150g cooked chestnuts, roughly chopped
1 egg, beaten
sea salt and freshly ground black pepper to season

For the Bum-end Stuffing:
350g shallots, thinly sliced
60g butter
15g caster sugar
finely grated zest and juice of 1 orange
50ml fresh sage, chopped
85g roasted hazelnuts, roughly chopped
5 slices of fresh white bread, crumbed
1 egg, beaten
sea salt and freshly ground black pepper to season

Method:

To make the neck-end stuffing, soak the cranberries in the port for an hour. Fry the onion and bacon gently in the butter until the onion is tender and the bacon cooked.

Add the garlic and fry for another minute or so. Cool slightly then mix with the remaining ingredients, including the cranberries and port, adding enough of the egg to bind.

Fry a small piece of stuffing to test seasoning and adjust accordingly.

To make the bum-end stuffing, fry the shallots gently in the butter until golden, then add the sugar and the orange juice.

Simmer until the liquid has virtually all evaporated leaving a delicious jammy mass of shallots.

Pour boiling water over the sage, leave for one minute, then drain and squeeze dry.
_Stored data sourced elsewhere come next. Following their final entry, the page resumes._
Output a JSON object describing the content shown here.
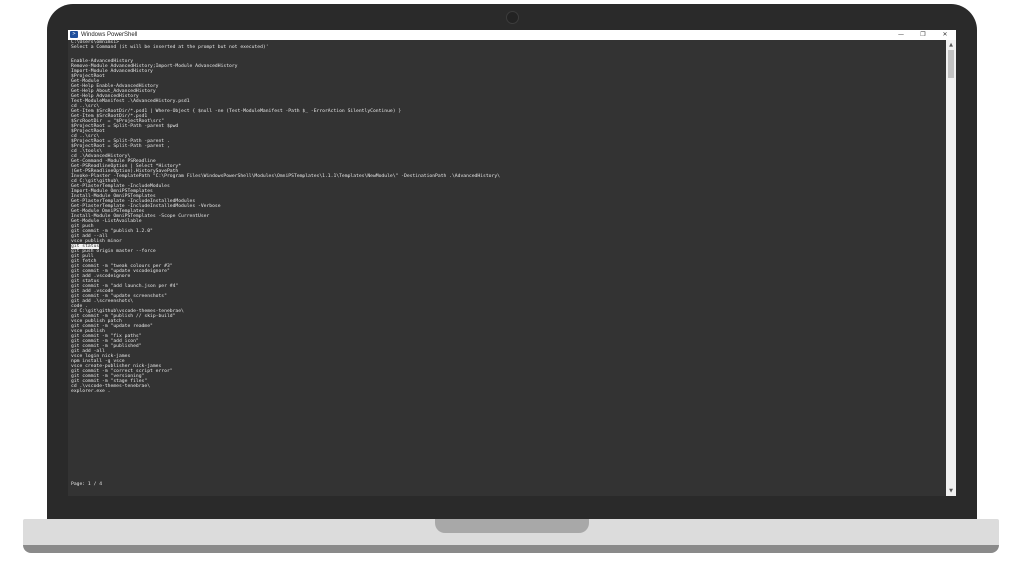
{
  "window": {
    "title": "Windows PowerShell",
    "icon": "powershell-icon",
    "controls": {
      "minimize": "—",
      "maximize": "❐",
      "close": "✕"
    }
  },
  "console": {
    "path_line": "C:\\Users\\omnimsi>",
    "prompt_line": "Select a Command (it will be inserted at the prompt but not executed)'",
    "selected_index": 37,
    "commands": [
      "Enable-AdvancedHistory",
      "Remove-Module AdvancedHistory;Import-Module AdvancedHistory",
      "Import-Module AdvancedHistory",
      "$ProjectRoot",
      "Get-Module",
      "Get-Help Enable-AdvancedHistory",
      "Get-Help About_AdvancedHistory",
      "Get-Help AdvancedHistory",
      "Test-ModuleManifest .\\AdvancedHistory.psd1",
      "cd ..\\src\\",
      "Get-Item $SrcRootDir/*.psd1 | Where-Object { $null -ne (Test-ModuleManifest -Path $_ -ErrorAction SilentlyContinue) }",
      "Get-Item $SrcRootDir/*.psd1",
      "$SrcRootDir  = \"$ProjectRoot\\src\"",
      "$ProjectRoot = Split-Path -parent $pwd",
      "$ProjectRoot",
      "cd ..\\src\\",
      "$ProjectRoot = Split-Path -parent .",
      "$ProjectRoot = Split-Path -parent ,",
      "cd .\\tools\\",
      "cd .\\AdvancedHistory\\",
      "Get-Command -Module PSReadline",
      "Get-PSReadlineOption | Select *History*",
      "(Get-PSReadlineOption).HistorySavePath",
      "Invoke-Plaster -TemplatePath \"C:\\Program Files\\WindowsPowerShell\\Modules\\OmniPSTemplates\\1.1.1\\Templates\\NewModule\\\" -DestinationPath .\\AdvancedHistory\\",
      "cd C:\\git\\github\\",
      "Get-PlasterTemplate -IncludeModules",
      "Import-Module OmniPSTemplates",
      "Install-Module OmniPSTemplates",
      "Get-PlasterTemplate -IncludeInstalledModules",
      "Get-PlasterTemplate -IncludeInstalledModules -Verbose",
      "Get-Module OmniPSTemplates",
      "Install-Module OmniPSTemplates -Scope CurrentUser",
      "Get-Module -ListAvailable",
      "git push",
      "git commit -m \"publish 1.2.0\"",
      "git add --all",
      "vsce publish minor",
      "git status",
      "git push origin master --force",
      "git pull",
      "git fetch",
      "git commit -m \"tweak colours per #3\"",
      "git commit -m \"update vscodeignore\"",
      "git add .vscodeignore",
      "git status",
      "git commit -m \"add launch.json per #4\"",
      "git add .vscode",
      "git commit -m \"update screenshots\"",
      "git add .\\screenshots\\",
      "code .",
      "cd C:\\git\\github\\vscode-themes-tenebrae\\",
      "git commit -m \"publish // skip-build\"",
      "vsce publish patch",
      "git commit -m \"update readme\"",
      "vsce publish",
      "git commit -m \"fix paths\"",
      "git commit -m \"add icon\"",
      "git commit -m \"published\"",
      "git add -all",
      "vsce login nick-james",
      "npm install -g vsce",
      "vsce create-publisher nick-james",
      "git commit -m \"correct script error\"",
      "git commit -m \"versioning\"",
      "git commit -m \"stage files\"",
      "cd .\\vscode-themes-tenebrae\\",
      "explorer.exe ."
    ],
    "page_label": "Page: 1 / 4"
  },
  "scrollbar": {
    "up_arrow": "▲",
    "down_arrow": "▼"
  },
  "colors": {
    "console_bg": "#333333",
    "console_text": "#e8e8e8",
    "selection_bg": "#f2f2f2",
    "bezel": "#2a2a2a",
    "titlebar": "#ffffff"
  }
}
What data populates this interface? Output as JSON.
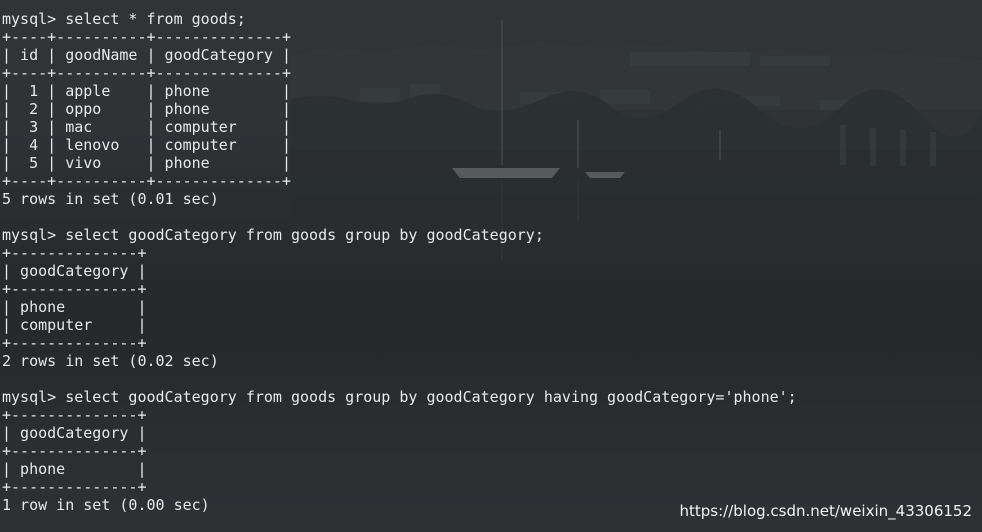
{
  "terminal": {
    "lines": [
      "mysql> select * from goods;",
      "+----+----------+--------------+",
      "| id | goodName | goodCategory |",
      "+----+----------+--------------+",
      "|  1 | apple    | phone        |",
      "|  2 | oppo     | phone        |",
      "|  3 | mac      | computer     |",
      "|  4 | lenovo   | computer     |",
      "|  5 | vivo     | phone        |",
      "+----+----------+--------------+",
      "5 rows in set (0.01 sec)",
      "",
      "mysql> select goodCategory from goods group by goodCategory;",
      "+--------------+",
      "| goodCategory |",
      "+--------------+",
      "| phone        |",
      "| computer     |",
      "+--------------+",
      "2 rows in set (0.02 sec)",
      "",
      "mysql> select goodCategory from goods group by goodCategory having goodCategory='phone';",
      "+--------------+",
      "| goodCategory |",
      "+--------------+",
      "| phone        |",
      "+--------------+",
      "1 row in set (0.00 sec)"
    ]
  },
  "watermark": "https://blog.csdn.net/weixin_43306152"
}
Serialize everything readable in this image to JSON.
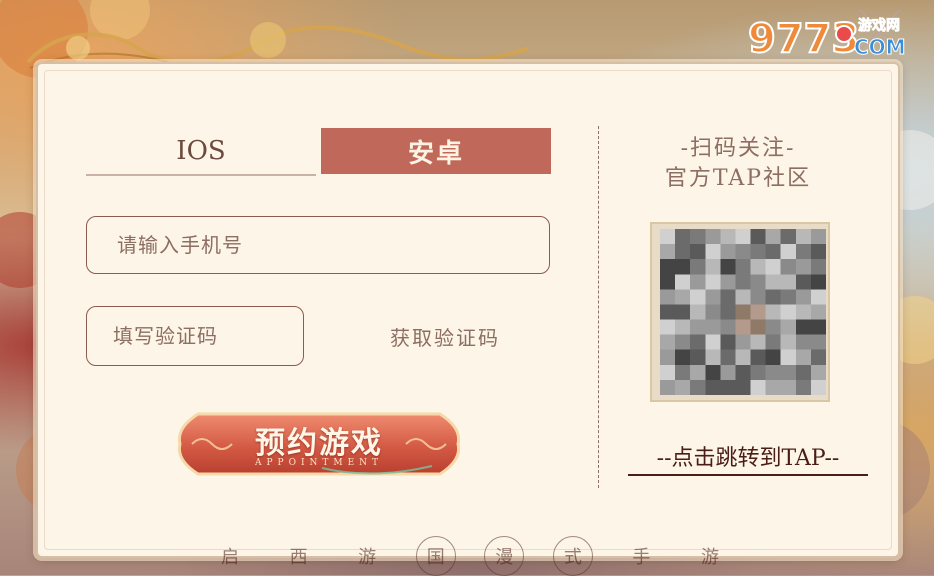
{
  "watermark": {
    "brand_icon": "9773-youxiwang-logo-icon"
  },
  "tabs": [
    {
      "label": "IOS",
      "active": false
    },
    {
      "label": "安卓",
      "active": true
    }
  ],
  "form": {
    "phone_placeholder": "请输入手机号",
    "phone_value": "",
    "code_placeholder": "填写验证码",
    "code_value": "",
    "get_code_label": "获取验证码",
    "appointment_label": "预约游戏",
    "appointment_sub": "APPOINTMENT"
  },
  "qr": {
    "title_line1": "-扫码关注-",
    "title_line2": "官方TAP社区",
    "icon": "qr-code-icon",
    "link_label": "--点击跳转到TAP--"
  },
  "bottom_chars": [
    "启",
    "西",
    "游",
    "国",
    "漫",
    "式",
    "手",
    "游"
  ],
  "colors": {
    "accent": "#c0695a",
    "panel": "#fdf5e7",
    "text": "#8c6e62",
    "dark_text": "#4a1e16"
  }
}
Add to the shallots, along with all the other ingredients.

Fry a small piece of stuffing to test seasoning and adjust accordingly.

Preheat the oven to 190C.

To prepare the goose, trim the excess fat from inside the goose. Pack the neck-end stuffing into the neck end of the goose, pressing it firmly and then tucking the flap of skin neatly down around it.

Secure firmly underneath with wooden cocktail sticks or a metal skewer.

Three-quarters fill the stomach cavity with the bum-end stuffing.

Prick the skin of the goose all over with a fork. Season with salt and pepper. Lay some of the fat removed from the cavity over the thighs to keep them moist.

Cover with foil and place on a rack in the oven with a tray underneath so that you can empty out the fat regularly.

Roast a 4kg goose for three hours, a 4.5-5kg goose for three-and-a-half hours and a 5.5kg goose for four hours.

Remove the foil for 30-40 minutes before the end of the cooking time so that the skin can brown and crisp.

To test it is cooked, pierce the fattest part of the thigh with a skewer. If the juices run clear then the bird is done.

Rest for 20-30 minutes, oven turned off with the door ajar, before carving.